William menyampaikan bahwa program job fair yang digagas oleh Gubernur Jakarta, Pramono Anung, belum banyak diketahui masyarakat. Selain itu, manfaat dari program ini pun dirasa belum maksimal. Hal ini tercermin dalam survei Indikator Politik Indonesia yang mengukur kepuasan publik terhadap kinerja para gubernur di Pulau Jawa.
“Ternyata masih ada sekitar 47 persen warga Jakarta yang belum mengetahui job fair. Selain itu, banyak yang meragukan efektivitas program ini dalam menurunkan angka pengangguran di Jakarta,” ujarnya pada Jumat (30/5/2025).
Ia menekankan bahwa Pemprov Jakarta perlu melakukan evaluasi terhadap pelaksanaan program tersebut agar kegiatan job fair dapat lebih optimal di masa mendatang.
“Seyogianya, program job fair ini dapat memberikan manfaat bagi masyarakat yang tengah mencari pekerjaan di tengah kondisi ekonomi sulit saat ini, di mana pemecatan terjadi di berbagai sektor dan daya beli menurun,” tambahnya.

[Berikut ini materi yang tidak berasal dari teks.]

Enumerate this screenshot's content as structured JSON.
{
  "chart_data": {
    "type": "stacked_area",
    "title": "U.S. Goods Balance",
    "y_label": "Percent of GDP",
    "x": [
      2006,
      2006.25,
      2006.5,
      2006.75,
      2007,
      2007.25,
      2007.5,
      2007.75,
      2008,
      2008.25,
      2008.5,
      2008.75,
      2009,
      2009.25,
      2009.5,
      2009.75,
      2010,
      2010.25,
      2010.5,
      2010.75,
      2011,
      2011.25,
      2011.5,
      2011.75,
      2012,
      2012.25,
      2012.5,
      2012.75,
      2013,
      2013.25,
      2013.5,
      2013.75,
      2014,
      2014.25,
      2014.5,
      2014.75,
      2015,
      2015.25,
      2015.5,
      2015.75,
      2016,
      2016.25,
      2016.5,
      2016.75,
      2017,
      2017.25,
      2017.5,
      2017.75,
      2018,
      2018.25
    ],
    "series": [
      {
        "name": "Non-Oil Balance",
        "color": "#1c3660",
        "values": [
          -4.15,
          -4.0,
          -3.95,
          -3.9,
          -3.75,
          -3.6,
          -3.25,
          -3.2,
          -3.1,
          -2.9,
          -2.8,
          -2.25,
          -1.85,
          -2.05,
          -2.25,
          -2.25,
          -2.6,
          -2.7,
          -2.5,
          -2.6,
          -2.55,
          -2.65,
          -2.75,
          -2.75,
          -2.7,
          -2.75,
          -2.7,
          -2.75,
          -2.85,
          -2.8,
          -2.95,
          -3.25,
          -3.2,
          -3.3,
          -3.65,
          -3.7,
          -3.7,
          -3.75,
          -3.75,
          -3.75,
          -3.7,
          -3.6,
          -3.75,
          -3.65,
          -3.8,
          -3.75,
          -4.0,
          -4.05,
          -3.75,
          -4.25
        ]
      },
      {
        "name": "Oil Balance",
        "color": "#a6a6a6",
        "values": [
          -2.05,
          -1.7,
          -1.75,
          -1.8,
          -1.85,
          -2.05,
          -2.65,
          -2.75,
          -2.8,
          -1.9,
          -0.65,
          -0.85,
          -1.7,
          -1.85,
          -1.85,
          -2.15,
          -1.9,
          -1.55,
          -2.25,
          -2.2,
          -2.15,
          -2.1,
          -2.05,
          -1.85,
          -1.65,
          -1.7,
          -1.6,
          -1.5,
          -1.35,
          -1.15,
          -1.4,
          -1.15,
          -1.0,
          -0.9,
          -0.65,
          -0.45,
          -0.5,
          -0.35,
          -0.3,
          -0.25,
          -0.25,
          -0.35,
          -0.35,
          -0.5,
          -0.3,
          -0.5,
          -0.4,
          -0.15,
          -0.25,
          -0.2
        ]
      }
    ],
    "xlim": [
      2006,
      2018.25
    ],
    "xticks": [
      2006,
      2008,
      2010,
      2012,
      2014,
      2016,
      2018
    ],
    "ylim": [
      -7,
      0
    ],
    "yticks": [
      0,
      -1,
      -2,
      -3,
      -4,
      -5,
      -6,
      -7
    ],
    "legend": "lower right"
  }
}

William juga mendorong Pramono untuk terus berdiskusi dengan para pemangku kepentingan, khususnya warga Jakarta, guna menemukan cara untuk memperkuat program-programnya. Dengan demikian, program yang digagas Pemprov Jakarta dapat lebih sesuai dengan kebutuhan warga.
“Dalam konteks ini, Mas Pram harus lebih aktif berkomunikasi dengan berbagai pemangku kepentingan untuk mengetahui aspek mana dari programnya yang perlu ditingkatkan dari sudut pandang mereka,” jelasnya.